In una scorsa udienza, il pm al termine della requisitoria, ha invocato la condanna a 10 anni di reclusione.

Rischiava una dura condanna, ma è stato assolto al termine del processo, un 48enne leccese accusato di aver tentato di uccidere il socio in affari, dopo aver subito un violento pestaggio da quest’ultimo.

La sentenza dei giudici della prima sezione collegiale (presidente Annalisa De Benedictis) è arrivata nella giornata di oggi.
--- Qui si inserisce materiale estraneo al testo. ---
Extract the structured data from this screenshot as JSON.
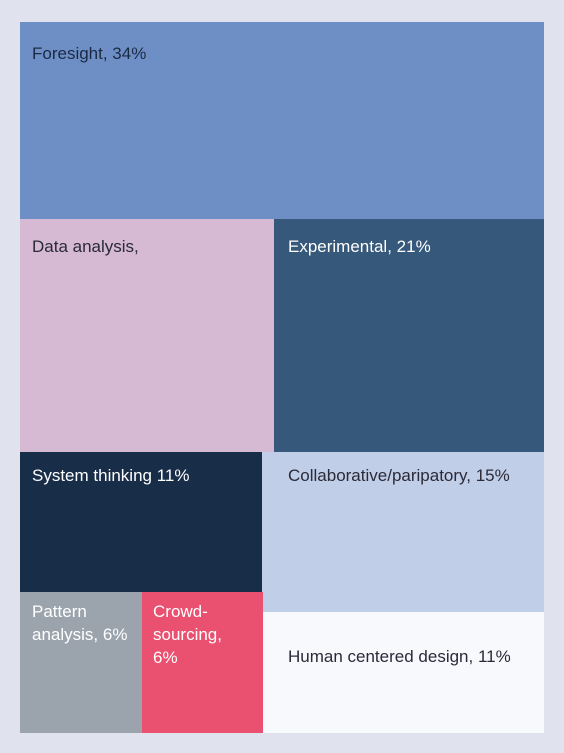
{
  "chart_data": {
    "type": "treemap",
    "items": [
      {
        "label": "Foresight, 34%",
        "name": "Foresight",
        "value": 34,
        "color": "#6e8fc5",
        "text_color": "#1b2a44"
      },
      {
        "label": "Data analysis,",
        "name": "Data analysis",
        "value": null,
        "color": "#d6b9d2",
        "text_color": "#2a2a38"
      },
      {
        "label": "Experimental, 21%",
        "name": "Experimental",
        "value": 21,
        "color": "#36587a",
        "text_color": "#ffffff"
      },
      {
        "label": "System thinking 11%",
        "name": "System thinking",
        "value": 11,
        "color": "#182d48",
        "text_color": "#ffffff"
      },
      {
        "label": "Collaborative/paripatory, 15%",
        "name": "Collaborative/paripatory",
        "value": 15,
        "color": "#c0cee8",
        "text_color": "#2a2a38"
      },
      {
        "label": "Pattern\nanalysis, 6%",
        "name": "Pattern analysis",
        "value": 6,
        "color": "#9ba4ad",
        "text_color": "#ffffff"
      },
      {
        "label": "Crowd-\nsourcing, 6%",
        "name": "Crowd-sourcing",
        "value": 6,
        "color": "#ea5070",
        "text_color": "#ffffff"
      },
      {
        "label": "Human centered design, 11%",
        "name": "Human centered design",
        "value": 11,
        "color": "#f8f9fd",
        "text_color": "#2a2a38"
      }
    ]
  }
}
È stato difatti riqualificato il reato di tentato omicidio in lesioni stradali colpose, per il quale non si può procedere in assenza di querela della persona offesa.

In una scorsa udienza, il pm Maria Grazia Anastasia, al termine della requisitoria, ha invocato la condanna a 10 anni di reclusione per C. A. C.

L’imputato rispondeva dei reati di tentato omicidio aggravato dai motivi abietti, lesioni e danneggiamento. È assistito dall’avvocato Benedetto Scippa che, al termine dell’arringa difensiva, sempre in una scorsa udienza, aveva chiesto l’assoluzione.

I fatti si sarebbero verificati il 30 gennaio del 2019 a Lecce.

In base all’accusa, il 48enne leccese, per vendicarsi del pestaggio subito un’ora prima, quando venne colpito con calci e pugni dall’ex socio, avrebbe tentato di ucciderlo, investendolo con la macchina. In particolare, prese via Roma, nella zona 167 di Lecce, e dopo che il socio era sceso dalla sua auto, parcheggiata sul lato destro della strada ed a bordo della quale c’era la madre, avrebbe tentato di investirlo. In che modo? Colpendo la parte sinistra dell’auto e la vittima, che finiva sul cofano della vettura, rimediando una serie di lesioni alle gambe ed un lieve trauma cranico, giudicate guaribili in 25 giorni. Non solo, fece retromarcia e dopo essere stato riconosciuto ed insultato, si sarebbe dato alla fuga, con il parabrezza distrutto, finendo anche per smarrire la targa. A seguito dell’investimento, anche la madre dell’ex socio avrebbe rimediato delle lesioni, negli stessi punti, con prognosi di 10 giorni. Invece, la macchina avrebbe subito dei danni nella parte anteriore e posteriore sinistra.

L’accusa di tentato omicidio è caduta al termine del processo di primo grado e l’imputato è stato assolto.